A sostegno della propria decisione, il Garante si soffermava poi sulla mancanza dei presupposti del trattamento (secondo il Garante, il consenso degli interessati non sarebbe stato manifestato liberamente in talune circostanze), sull’illegittimo trattamento dei dati appartenenti a terzi soggetti non iscritti al servizio, sulla violazione dei principi di necessità e proporzionalità in relazione alla raccolta massiva di dati e sull’inidoneità delle misure di sicurezza adottate dalla società.
Sulla base di tali rilievi, il Garante vietava ogni trattamento di dati personali connesso al servizio di rating reputazionale offerto dalla società, che quindi impugnava il provvedimento dinanzi al giudice ordinario di Roma.
Quest’ultimo, disattendendo parzialmente le osservazioni del Garante, annullava il relativo provvedimento e attestava la conformità del sistema di rating reputazionale ai principi in materia di protezione dei dati personali.
In primo luogo, secondo il Tribunale di Roma, andava riconosciuta all’autonomia privata la piena legittimità di “organizzare sistemi di accreditamento di soggetti, fornendo servizi in senso lato ‘valutativi’, in vista del loro ingresso nel mercato, per la conclusione di contratti e per la gestione di rapporti economici”, anche in assenza di una cornice normativa che regolasse tale ambito.
In secondo luogo, il Tribunale individuava il presupposto di legittimità del conseguente trattamento di dati nel consenso degli individui che si iscrivevano al servizio e nella volontarietà della loro azione.
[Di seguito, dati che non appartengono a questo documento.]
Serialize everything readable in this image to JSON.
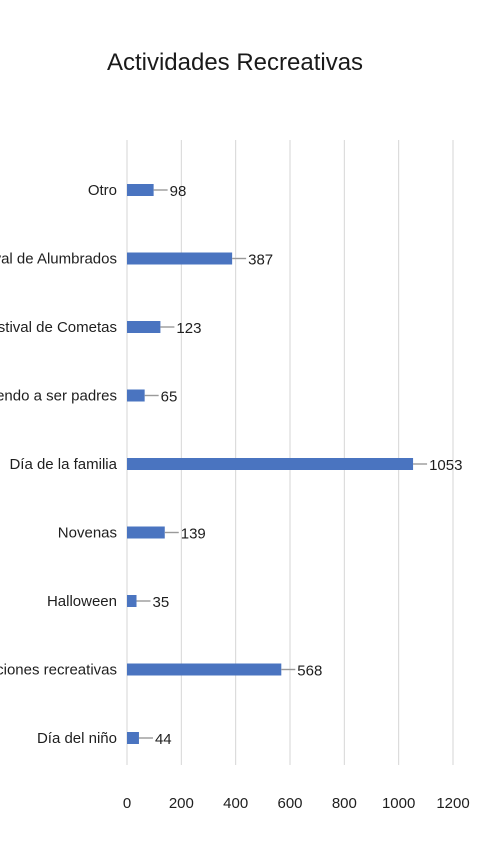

Tale consenso, secondo il giudice romano, non sarebbe venuto meno neppure in relazione ad una clausola contrattuale che subordinava la permanenza e/o la conclusione di un rapporto contrattuale all’adesione alla piattaforma. Tale clausola, infatti, non costituiva parte integrante del vincolo associativo, ma soltanto condizione accessoria del rapporto negoziale eventualmente intercorrente tra due o più associati e la cui validità, dunque, sarebbe stata subordinata alla natura del rapporto contrattuale stesso.
Il Tribunale condivideva, invece, le censure mosse dal Garante in relazione al trattamento di dati di terzi soggetti non iscritti al servizio. Attraverso i dati e i documenti prodotti dai soggetti iscritti, era infatti possibile sussumere dati personali di terzi soggetti, che quindi sarebbero stati elaborati in assenza di una manifestazione del loro consenso. Questo trattamento è stato giudicato critico anche da parte del Tribunale di Roma che, pertanto, ha annullato il provvedimento del Garante, facendo salvo il divieto di esercizio di tutte le attività connesse al trattamento di dati dei soggetti non aderenti alla piattaforma.
La sentenza in commento ha certamente contenuto innovativo e apre a letture estensive della normativa in materia di protezione dei dati personali, fino ad oggi applicata solitamente in senso restrittivo a tutela del fondamentale diritto al controllo delle proprie informazioni. I giudici di Roma hanno mostrato un’apertura rilevante che va nel senso della libera circolazione delle informazioni, tanto sostenuta dallo stesso Regolamento (UE) 2016/679, e finora contrastata da una lettura eccessivamente stringente della normativa.